# amplificar un sonido de microfono, y utilizar alguna comunic



## jaibas (May 4, 2007)

buenos dias, actualmente en mi escuela me pidieron diseñar el proyecto de usar amplificador para crear un pequeño sistema de audio, que consista en un microfono por el cual tendre que mandar un sonido, ty un sistema de amplificador para que pueda llegar a una bocina, el truco, es que me pidieron que utilize algun dispositivo de luz para comunicar estos 2 aparatos.

pense en utilizar leds infrarojos, pero necesitaba ayuda para diseñar el pequeño diagrama que necesito. 

siendo que es un trabajo sencillo, no nececito fidelidad en el sonido, con que se amplifique un sonido sera suficiente, por lo que no es necesario reducir la interferencia ni nada parecido.
actualmente, se me tiene permitido usar el microfono, amplificador operacionales, resistencias, el dispositivo que mande la señal basado en luz, y la bocina por la que tendre la salida.

si alguien me pudiera ayudar con este proyecto, estaria myu agradecido

el proyecto sera hecho en una protoboard, por lo que solo necesito un diagrama que me ayude a diseñar el circuito

de antemano gracias


----------



## Francisco Galarza (May 6, 2007)

Hola, podés usar 555? De esta forma podés hacer una transmisión PWM por unos led's y el amplificador no es más que un comparador de tensión.
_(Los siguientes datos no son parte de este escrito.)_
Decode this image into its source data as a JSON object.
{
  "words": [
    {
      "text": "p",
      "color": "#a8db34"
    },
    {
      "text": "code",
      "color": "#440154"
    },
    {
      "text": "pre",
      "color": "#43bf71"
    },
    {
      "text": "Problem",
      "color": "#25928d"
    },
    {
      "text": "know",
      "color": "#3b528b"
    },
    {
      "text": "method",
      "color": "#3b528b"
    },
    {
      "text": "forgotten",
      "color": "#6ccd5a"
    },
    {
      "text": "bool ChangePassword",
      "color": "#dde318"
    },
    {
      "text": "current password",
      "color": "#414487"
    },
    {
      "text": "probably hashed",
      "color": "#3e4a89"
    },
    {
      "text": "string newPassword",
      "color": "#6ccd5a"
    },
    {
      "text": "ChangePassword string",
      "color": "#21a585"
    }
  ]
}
Si lo podés hacer de esta forma avisame que en algúm momento me pongo a diseñar algo.
Una vez hice una transmisión por luz pero sin PWM, una modulación de amplitud normal y se llenaba de interferencias pero al fin y al cabo, se escuchaba la música transmitida por led's.


----------



## Francisco Galarza (May 6, 2007)

Ah!, me olvidaba:
¿El enlace de luz tiene que ser abierto o podés usar un optoacoplador? Con uno de estos es muy muy fácil


----------



## jaibas (May 8, 2007)

necesito que sea mas sencillo que on 555's, de hecho ya me puse a diseñar mi circuito, el cual solo necesito que pase una señal que sea MEDIO entendible. no es necesario utiilzar capacitores ni nada de filtros.

las herramientas que podemos usar son: 

una emision y recepcion de luz (si, un optoacoplador spuede ser usado)

amplificador operacionales, 

fuentes de poder (para alimentar los amplificador)

un microfono

una bocina

esos materiales deben de ser mas que suficientes para poder armar el circuito.

por cierto, no necesito los valores, ya que esos los puedo sacar yo a base de medir la salida del microfono y amplificandola. mas que nada necesito saber como es que se llegan a conectar.

actualmente he logrado enviar una señal a travez del led infrarojo, la cual fluctua, pero tengo problemas conectando el led infrarojo hacia mi bocina, ya que al parecer me da 0 de voltaje, por lo que creo que estoy coenctando algo mal. de antemano gracias.


----------